J’évoquai en illustration les deux coutumes les plus connues : le respect du chabbat et la nourriture cachère – pour faire comprendre que ces coutumes que les non Juifs trouvent bizarres et absurdes (et surtout s’ils y ont accès depuis un écran branché sur Netflix en regardant la ridicule série Unorthodox) – pour justement insister sur le fait que ces lois-là, partie émergée de l’iceberg juif, comme toutes les autres lois juives, ne trouvent leur sens intime et ultime qu’à la condition de respecter la loi la moins télévisable, l’obligation qui confère précisément leur sens spirituel à toutes les autres, et qui donc en un sens les subsume, qui est ce que la pensée juive nomme « l’étude de la Torah », le Talmoud Torah pour se désigner elle-même (et on ne fait pas de réelle différence de ce point de vue entre étudier la Bible, le Talmud, le Zohar, etc.).
En préambule à cette séance, je vais maintenant laisser quelques minutes la parole au camp adverse, provoqué par une découverte qu’un scientifique, Nissim Amzallag1, a cru faire, résolvant d’un coup toutes les questions afférentes au Dieu juif.
Remercier Pierre Doumergue de m’avoir signalé cet article sur le Dieu juif dans Le Monde.
Je vous laisse écouter et juger cet extrait vidéo d’une interview sur Akadem.

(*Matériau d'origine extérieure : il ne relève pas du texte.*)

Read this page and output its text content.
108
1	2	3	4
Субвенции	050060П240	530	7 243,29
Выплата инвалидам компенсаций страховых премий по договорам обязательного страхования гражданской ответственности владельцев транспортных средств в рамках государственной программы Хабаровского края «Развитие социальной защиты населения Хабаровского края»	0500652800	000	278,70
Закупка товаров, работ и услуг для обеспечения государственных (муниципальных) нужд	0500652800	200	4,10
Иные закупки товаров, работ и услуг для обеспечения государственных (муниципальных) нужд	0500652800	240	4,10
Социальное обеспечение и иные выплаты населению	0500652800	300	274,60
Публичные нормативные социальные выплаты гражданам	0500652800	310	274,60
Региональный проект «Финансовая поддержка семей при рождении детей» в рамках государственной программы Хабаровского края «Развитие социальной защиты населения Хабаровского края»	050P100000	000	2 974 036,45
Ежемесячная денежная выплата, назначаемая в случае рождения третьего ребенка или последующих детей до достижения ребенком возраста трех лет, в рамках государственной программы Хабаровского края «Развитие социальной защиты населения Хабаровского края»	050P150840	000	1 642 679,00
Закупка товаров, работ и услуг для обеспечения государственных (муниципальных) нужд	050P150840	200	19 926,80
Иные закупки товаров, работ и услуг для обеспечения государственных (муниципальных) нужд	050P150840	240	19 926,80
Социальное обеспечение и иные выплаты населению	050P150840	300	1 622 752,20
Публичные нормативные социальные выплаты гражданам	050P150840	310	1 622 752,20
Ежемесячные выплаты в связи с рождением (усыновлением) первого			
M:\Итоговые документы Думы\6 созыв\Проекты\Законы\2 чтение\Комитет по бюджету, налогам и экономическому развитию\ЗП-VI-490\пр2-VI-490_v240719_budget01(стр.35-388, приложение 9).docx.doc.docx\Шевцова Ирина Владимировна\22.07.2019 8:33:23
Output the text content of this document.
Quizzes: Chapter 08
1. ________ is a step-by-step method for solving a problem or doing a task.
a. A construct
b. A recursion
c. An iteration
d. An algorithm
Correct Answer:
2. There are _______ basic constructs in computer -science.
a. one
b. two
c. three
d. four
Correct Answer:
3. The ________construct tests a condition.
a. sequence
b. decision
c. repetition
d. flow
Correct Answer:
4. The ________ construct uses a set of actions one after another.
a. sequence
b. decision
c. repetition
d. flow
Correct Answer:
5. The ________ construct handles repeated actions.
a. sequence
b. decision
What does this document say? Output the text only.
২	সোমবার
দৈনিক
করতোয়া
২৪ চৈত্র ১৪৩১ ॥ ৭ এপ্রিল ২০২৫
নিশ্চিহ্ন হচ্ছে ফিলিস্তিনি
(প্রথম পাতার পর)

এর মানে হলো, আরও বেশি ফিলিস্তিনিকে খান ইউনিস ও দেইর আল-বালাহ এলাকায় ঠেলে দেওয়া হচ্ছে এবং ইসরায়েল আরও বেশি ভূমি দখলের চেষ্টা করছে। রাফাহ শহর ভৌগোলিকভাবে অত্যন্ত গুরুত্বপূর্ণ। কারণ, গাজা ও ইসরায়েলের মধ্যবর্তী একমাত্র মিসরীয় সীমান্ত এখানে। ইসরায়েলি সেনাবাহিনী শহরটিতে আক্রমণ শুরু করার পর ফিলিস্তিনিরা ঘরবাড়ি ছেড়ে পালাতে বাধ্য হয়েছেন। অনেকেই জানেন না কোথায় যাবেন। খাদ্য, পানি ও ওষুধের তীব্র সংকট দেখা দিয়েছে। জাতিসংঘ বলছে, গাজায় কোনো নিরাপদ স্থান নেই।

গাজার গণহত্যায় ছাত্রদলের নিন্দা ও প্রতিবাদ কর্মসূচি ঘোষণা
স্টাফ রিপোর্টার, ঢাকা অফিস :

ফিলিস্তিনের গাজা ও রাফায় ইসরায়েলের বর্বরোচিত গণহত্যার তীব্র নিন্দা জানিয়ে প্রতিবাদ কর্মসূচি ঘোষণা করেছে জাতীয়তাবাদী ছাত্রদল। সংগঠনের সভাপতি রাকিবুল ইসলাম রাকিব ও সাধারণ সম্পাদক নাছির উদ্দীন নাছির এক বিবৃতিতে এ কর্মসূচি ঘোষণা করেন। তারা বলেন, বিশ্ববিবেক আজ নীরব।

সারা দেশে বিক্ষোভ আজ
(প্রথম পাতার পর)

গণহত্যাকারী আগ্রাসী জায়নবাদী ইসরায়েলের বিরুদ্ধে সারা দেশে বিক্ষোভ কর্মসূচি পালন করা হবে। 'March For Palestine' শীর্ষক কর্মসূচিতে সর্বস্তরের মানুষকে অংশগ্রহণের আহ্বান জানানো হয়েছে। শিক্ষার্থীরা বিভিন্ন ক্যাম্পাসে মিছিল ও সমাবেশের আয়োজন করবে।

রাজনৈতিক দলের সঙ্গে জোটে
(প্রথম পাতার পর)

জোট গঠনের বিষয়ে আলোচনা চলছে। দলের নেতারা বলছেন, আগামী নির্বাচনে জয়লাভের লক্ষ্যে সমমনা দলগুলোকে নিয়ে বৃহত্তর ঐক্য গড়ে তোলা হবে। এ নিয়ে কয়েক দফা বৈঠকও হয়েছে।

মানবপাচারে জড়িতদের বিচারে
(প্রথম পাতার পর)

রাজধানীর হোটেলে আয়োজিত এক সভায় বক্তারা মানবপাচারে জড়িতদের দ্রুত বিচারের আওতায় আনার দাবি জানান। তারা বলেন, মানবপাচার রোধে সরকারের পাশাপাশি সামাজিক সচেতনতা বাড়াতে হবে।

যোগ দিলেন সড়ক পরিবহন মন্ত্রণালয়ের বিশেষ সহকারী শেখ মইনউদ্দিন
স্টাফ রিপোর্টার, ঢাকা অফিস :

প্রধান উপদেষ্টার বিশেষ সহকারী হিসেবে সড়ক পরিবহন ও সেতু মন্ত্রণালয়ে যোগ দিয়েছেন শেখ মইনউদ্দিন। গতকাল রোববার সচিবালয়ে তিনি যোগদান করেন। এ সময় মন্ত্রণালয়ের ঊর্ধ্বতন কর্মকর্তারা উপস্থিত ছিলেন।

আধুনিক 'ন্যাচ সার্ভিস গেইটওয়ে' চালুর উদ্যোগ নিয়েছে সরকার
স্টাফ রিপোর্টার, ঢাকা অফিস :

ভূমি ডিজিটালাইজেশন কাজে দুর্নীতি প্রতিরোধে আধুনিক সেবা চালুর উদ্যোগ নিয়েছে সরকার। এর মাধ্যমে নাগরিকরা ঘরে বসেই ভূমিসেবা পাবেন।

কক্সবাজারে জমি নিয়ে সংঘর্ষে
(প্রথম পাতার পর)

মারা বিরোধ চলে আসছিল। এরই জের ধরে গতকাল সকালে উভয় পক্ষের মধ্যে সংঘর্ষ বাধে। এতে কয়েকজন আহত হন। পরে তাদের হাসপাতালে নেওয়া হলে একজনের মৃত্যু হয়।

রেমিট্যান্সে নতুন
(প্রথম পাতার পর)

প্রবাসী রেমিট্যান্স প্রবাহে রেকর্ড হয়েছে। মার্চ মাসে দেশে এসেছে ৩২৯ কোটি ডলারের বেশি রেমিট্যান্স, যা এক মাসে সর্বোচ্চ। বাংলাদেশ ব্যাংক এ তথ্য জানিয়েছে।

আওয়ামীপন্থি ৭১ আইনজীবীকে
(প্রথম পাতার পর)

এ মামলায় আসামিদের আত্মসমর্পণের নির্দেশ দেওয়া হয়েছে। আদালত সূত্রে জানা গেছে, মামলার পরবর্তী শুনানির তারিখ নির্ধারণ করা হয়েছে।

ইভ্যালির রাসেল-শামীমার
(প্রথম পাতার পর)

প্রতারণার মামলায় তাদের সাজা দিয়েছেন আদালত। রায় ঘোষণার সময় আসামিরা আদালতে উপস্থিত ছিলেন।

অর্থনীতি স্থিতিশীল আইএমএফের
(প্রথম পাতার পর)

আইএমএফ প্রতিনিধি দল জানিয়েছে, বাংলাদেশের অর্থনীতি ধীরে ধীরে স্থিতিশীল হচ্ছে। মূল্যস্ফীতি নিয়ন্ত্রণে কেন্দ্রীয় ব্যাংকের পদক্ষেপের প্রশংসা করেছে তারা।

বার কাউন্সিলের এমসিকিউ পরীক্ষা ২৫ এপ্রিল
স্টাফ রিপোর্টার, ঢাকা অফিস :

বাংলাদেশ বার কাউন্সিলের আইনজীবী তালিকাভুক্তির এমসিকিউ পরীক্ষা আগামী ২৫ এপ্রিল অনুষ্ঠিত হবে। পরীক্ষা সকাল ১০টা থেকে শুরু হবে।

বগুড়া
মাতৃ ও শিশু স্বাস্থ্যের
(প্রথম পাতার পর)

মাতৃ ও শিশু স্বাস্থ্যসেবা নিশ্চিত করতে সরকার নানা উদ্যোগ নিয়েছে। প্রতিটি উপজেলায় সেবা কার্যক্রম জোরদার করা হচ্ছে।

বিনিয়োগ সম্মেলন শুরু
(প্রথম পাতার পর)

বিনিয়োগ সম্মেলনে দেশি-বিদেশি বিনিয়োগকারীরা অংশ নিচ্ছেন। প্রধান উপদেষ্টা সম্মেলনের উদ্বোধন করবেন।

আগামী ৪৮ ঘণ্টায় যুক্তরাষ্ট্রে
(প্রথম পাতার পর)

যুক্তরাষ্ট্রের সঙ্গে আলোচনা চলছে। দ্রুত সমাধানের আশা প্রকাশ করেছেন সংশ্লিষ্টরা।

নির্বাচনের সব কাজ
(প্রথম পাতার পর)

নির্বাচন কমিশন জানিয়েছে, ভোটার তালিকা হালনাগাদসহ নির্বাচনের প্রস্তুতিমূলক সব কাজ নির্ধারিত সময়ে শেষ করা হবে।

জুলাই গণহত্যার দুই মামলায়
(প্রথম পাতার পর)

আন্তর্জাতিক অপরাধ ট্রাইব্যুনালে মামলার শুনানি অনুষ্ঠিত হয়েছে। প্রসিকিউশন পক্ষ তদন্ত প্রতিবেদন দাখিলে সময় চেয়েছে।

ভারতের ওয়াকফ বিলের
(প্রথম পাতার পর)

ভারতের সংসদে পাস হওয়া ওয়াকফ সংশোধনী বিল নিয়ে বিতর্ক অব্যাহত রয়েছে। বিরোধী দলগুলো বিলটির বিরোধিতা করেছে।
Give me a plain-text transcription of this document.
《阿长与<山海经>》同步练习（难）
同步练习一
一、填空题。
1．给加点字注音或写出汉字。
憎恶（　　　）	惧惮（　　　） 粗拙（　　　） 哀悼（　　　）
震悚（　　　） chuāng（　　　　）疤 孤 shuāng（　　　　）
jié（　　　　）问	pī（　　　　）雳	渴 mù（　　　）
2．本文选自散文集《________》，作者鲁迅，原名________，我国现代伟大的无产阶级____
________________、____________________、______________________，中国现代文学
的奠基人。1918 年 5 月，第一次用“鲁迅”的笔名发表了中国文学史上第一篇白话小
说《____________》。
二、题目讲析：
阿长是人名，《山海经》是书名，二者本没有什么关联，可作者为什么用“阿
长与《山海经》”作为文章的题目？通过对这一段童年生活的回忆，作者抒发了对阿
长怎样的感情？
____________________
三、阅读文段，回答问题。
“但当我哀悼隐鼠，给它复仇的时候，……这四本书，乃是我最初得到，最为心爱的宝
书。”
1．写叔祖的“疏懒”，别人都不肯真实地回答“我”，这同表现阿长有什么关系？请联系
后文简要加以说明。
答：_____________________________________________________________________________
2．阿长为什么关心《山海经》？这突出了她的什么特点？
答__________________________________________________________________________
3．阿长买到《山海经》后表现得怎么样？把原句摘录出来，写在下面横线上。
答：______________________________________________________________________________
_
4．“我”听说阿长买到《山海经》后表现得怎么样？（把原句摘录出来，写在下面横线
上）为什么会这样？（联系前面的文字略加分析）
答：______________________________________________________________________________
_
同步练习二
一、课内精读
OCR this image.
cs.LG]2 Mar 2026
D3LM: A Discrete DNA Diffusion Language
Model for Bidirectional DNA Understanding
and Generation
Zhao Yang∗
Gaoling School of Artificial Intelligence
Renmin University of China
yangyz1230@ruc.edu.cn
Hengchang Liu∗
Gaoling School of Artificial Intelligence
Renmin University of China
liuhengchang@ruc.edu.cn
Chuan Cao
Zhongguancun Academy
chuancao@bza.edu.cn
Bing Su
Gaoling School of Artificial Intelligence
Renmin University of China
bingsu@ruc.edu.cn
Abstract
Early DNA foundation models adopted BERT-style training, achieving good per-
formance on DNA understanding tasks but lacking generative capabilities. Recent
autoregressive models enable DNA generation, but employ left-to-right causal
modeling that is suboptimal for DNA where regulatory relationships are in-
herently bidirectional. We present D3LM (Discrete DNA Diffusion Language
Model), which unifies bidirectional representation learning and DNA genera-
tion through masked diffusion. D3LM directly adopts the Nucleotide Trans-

Écoutez bien la forme des explications : le timbre de voix, le vocabulaire, la psychologie de l’historien, du paléontologue, du paléographe, du scientifique, du logicien, du mathématicien, de l’informaticien n’est jamais neutre.
VIDÉO NISSIM AMZALAG SUR LE DIEU DE LA BIBLE
Je voulais vous faire écouter cela car il sera question aujourd’hui de ce que la pensée juive a à exprimer concernant le « souffle » du Dieu d’Israël, qui ne se réduit pas au seul artisanat d’un maître-verrier.
Bien entendu, il ne s’agit pas d’opposer pied à pied la conception pragmatique, réaliste, scientifique, historiciste, et la conception mystique.
Hormis l’indigence de la conception scientifique, incapable de rivaliser en beauté, profusion et profondeur avec la conception mystique, il y a aussi cette raison que ces deux conceptions – dont l’une (l’historiciste) croit traiter des mêmes phénomènes que l’autre (la mystique) – appartiennent à deux univers incompatibles, deux univers qui ne partagent pas la même langue – alors que l’une des deux est persuadée parler de l’autre quand elle ne parle jamais que d’elle-même (c’est ce que j’ai qualifiée de « rhétorique de cowboy » à propos des Indiens d’Amérique représentés dans un film de John Ford – ou des Juifs hassidiques représentés dans une série Netflix).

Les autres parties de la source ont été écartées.